America and Iran Settle Their Differences on the Robotic Soccer Field
If only all geopolitical conflicts could be handled by droids kicking soccer balls at each other.
image via (cc) flickr user eneas
If you’ve been following the news lately, you’ve probably heard a little something about the recent nuclear agreement between the United States and Iran—an agreement critics fear will clear a path for Iranian atomic weapons, and which advocates argue is a necessary diplomatic step to help direct both nations away from a violent confrontation. But while pundits and politicians around the world have spent the last several days debating the merits of the nuclear diplomacy, Iranian and U.S. representatives were busy duking it out in a very different type of arena: The robotic soccer field.
The RoboCup was founded in 1997 as a global venue for playful robotic competition, but with a serious undercurrent of highly advanced A.I. and mechanical experimentation. Since then it has blossomed into a major event, featuring multiple leagues and tracks for different types and sizes of robotic athletes, all working toward the stated goal that: “By the middle of the 21st century, a team of fully autonomous humanoid robot soccer players shall win a soccer game, complying with the official rules of FIFA, against the winner of the most recent World Cup.”
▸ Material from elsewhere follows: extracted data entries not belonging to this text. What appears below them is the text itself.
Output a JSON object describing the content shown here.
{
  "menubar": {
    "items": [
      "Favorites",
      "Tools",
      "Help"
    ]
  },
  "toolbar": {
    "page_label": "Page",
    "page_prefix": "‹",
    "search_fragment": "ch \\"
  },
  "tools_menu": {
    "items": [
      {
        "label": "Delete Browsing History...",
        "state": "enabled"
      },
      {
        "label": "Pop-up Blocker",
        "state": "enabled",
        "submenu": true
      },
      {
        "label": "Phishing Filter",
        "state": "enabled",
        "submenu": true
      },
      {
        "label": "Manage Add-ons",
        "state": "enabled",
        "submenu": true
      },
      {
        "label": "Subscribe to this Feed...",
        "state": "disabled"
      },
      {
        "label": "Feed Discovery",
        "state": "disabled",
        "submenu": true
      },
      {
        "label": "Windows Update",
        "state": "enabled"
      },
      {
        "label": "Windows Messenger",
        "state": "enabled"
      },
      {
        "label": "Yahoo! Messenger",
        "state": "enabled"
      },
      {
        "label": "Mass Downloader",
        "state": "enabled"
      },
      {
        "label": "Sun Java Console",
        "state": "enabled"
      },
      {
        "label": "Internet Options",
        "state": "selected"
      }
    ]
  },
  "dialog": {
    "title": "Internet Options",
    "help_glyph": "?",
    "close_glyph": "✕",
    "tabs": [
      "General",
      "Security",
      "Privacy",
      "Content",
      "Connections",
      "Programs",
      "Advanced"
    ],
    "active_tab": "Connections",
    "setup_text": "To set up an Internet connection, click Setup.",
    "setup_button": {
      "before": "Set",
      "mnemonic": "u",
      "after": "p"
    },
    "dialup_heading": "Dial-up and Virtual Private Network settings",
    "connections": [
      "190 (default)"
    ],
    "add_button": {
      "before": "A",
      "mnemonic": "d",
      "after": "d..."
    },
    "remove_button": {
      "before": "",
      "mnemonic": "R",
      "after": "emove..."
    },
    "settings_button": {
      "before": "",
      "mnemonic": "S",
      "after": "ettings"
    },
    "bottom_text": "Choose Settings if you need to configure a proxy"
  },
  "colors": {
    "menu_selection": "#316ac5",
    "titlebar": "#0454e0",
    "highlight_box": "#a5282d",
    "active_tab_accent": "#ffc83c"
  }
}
It is that goal of a cooperative robotic contest which brought together a reported 175 teams from nearly 50 countries, all vying for the top prize at this year’s competition, held in the Chinese city of Hefei on July 17th to the 23rd.
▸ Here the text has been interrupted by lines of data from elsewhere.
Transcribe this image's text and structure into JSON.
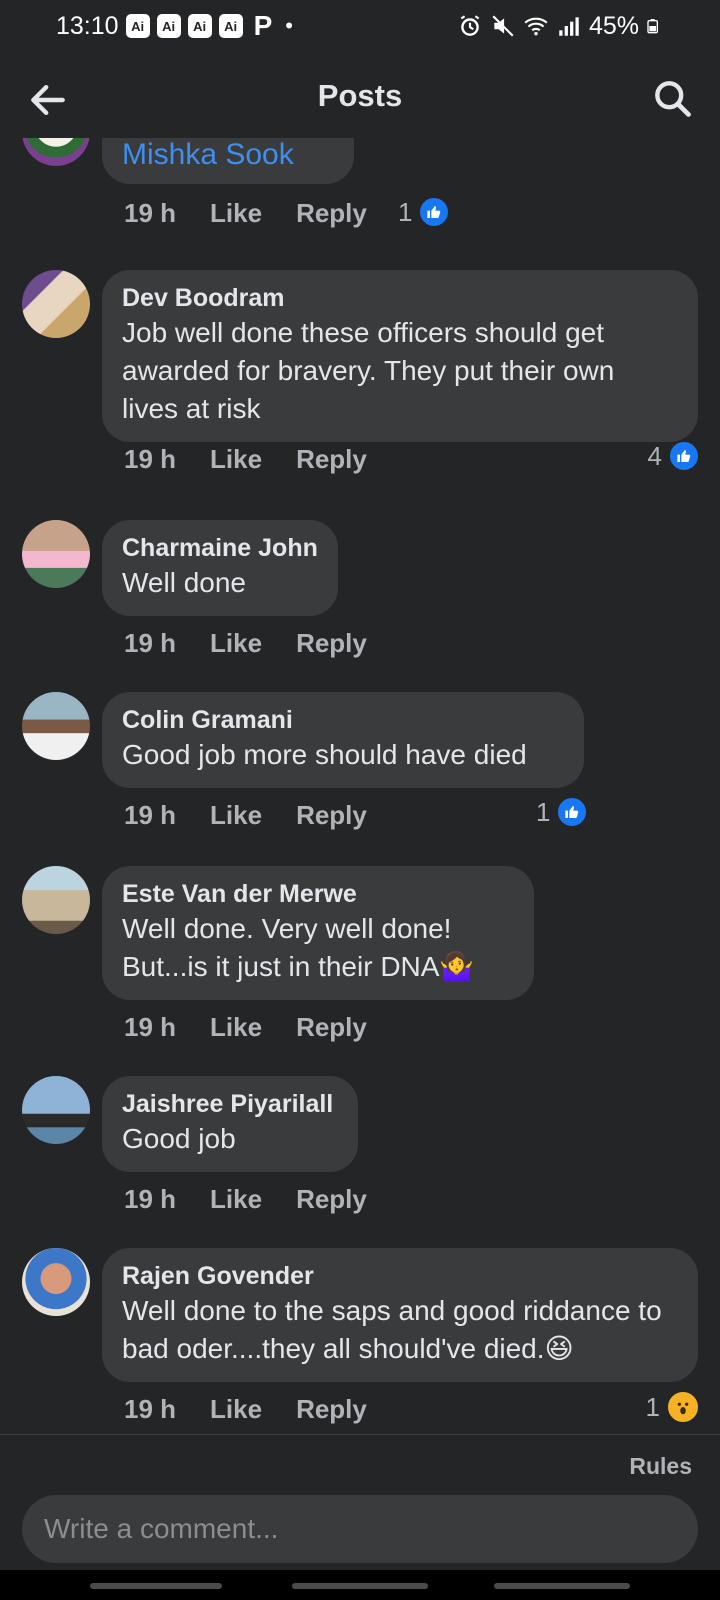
{
  "status_bar": {
    "time": "13:10",
    "ai_badges": [
      "Ai",
      "Ai",
      "Ai",
      "Ai"
    ],
    "app_icon": "P",
    "dot": "•",
    "battery": "45%",
    "icons": [
      "alarm-icon",
      "mute-icon",
      "wifi-icon",
      "signal-icon",
      "battery-icon"
    ]
  },
  "header": {
    "title": "Posts",
    "back_icon": "back-arrow-icon",
    "search_icon": "search-icon"
  },
  "comments": [
    {
      "author": "",
      "tagged": "Mishka Sook",
      "time": "19 h",
      "like": "Like",
      "reply": "Reply",
      "reaction_count": "1",
      "reaction": "like"
    },
    {
      "author": "Dev Boodram",
      "text": "Job well done these officers should get awarded for bravery. They put their own lives at risk",
      "time": "19 h",
      "like": "Like",
      "reply": "Reply",
      "reaction_count": "4",
      "reaction": "like"
    },
    {
      "author": "Charmaine John",
      "text": "Well done",
      "time": "19 h",
      "like": "Like",
      "reply": "Reply"
    },
    {
      "author": "Colin Gramani",
      "text": "Good job more should have died",
      "time": "19 h",
      "like": "Like",
      "reply": "Reply",
      "reaction_count": "1",
      "reaction": "like"
    },
    {
      "author": "Este Van der Merwe",
      "text_line1": "Well done. Very well done!",
      "text_line2": "But...is it just in their DNA🤷‍♀️",
      "time": "19 h",
      "like": "Like",
      "reply": "Reply"
    },
    {
      "author": "Jaishree Piyarilall",
      "text": "Good job",
      "time": "19 h",
      "like": "Like",
      "reply": "Reply"
    },
    {
      "author": "Rajen Govender",
      "text": "Well done to the saps and good riddance to bad oder....they all should've died.😆",
      "time": "19 h",
      "like": "Like",
      "reply": "Reply",
      "reaction_count": "1",
      "reaction": "wow"
    }
  ],
  "composer": {
    "rules": "Rules",
    "placeholder": "Write a comment..."
  },
  "colors": {
    "background": "#242526",
    "bubble": "#3a3b3c",
    "link": "#3f8ef0",
    "like_blue": "#1877f2",
    "muted": "#b0b3b8"
  }
}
Of all the different types of mechanical soccer taking place at the RoboCup, though, it is the “adult-size” league, featuring robots required to stand at least four feet tall, that is the competition’s crowning event. These are the machines which might someday compete against a flesh and blood crew of World Cup winners. Accordingly, the stakes here are high, not only for the sake of team bragging rights, but because a victory could very well advance the field of robotics as a whole.
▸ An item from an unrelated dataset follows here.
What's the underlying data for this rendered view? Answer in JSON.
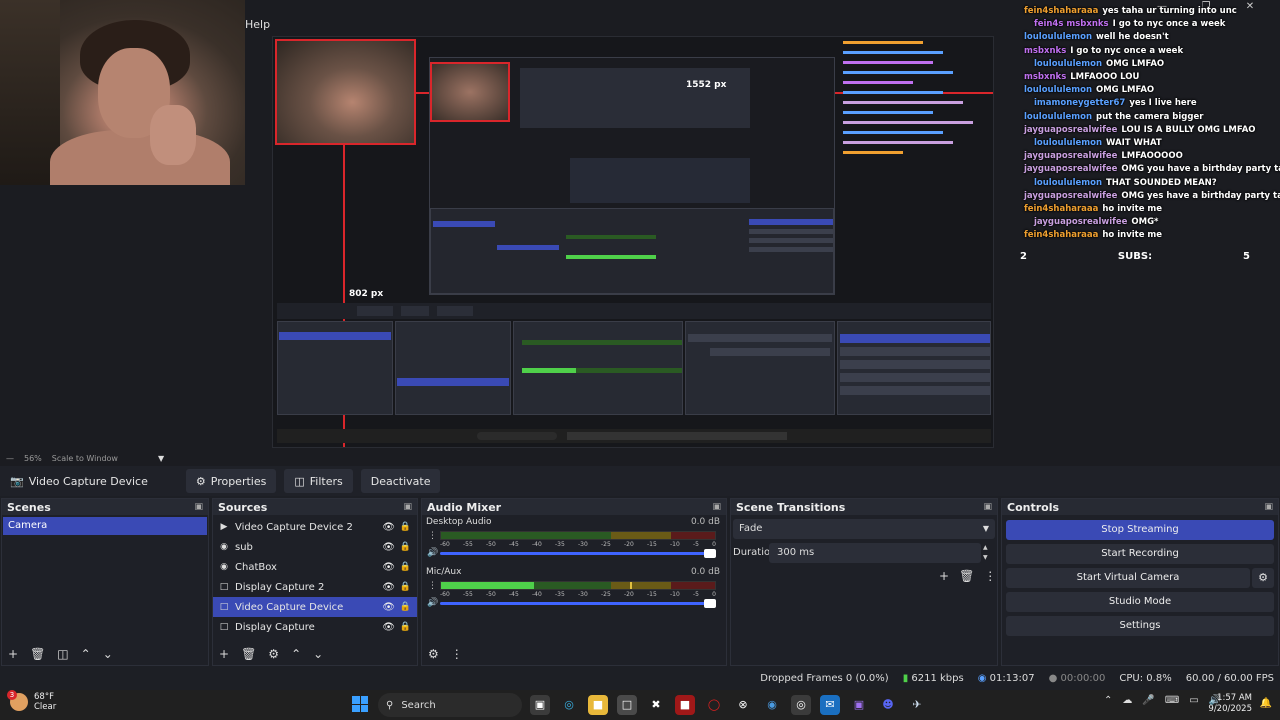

This year’s adult-size finals boiled down to the U.S. and Iranian teams, each represented by a single bot. Iran’s robot, created by the Baset Pazhuh Tehran firm and THORwin, as well as the American bot, designed by a team from the University of Pennsylvania, were each required to dribble a soccer ball past a series of stationary obstacles, before taking their shot on goal, all autonomously, without any mid-field programming from operators on the sidelines.
In the end it was the Americans who took home the gold, winning the championship shootout 5-4, and setting the stage for a U.S.-Iranian rivalry at future RoboCups to come. And while any mention of friction between Americans and Iranians is likely to call to mind shades of the ongoing atomic tensions between both nations, this robo-soccer rivalry is, in actuality, geopolitics in its best incarnation: Two countries competing against each other, not for national supremacy, but to achieve a shared technological goal that could someday serve the betterment of us all.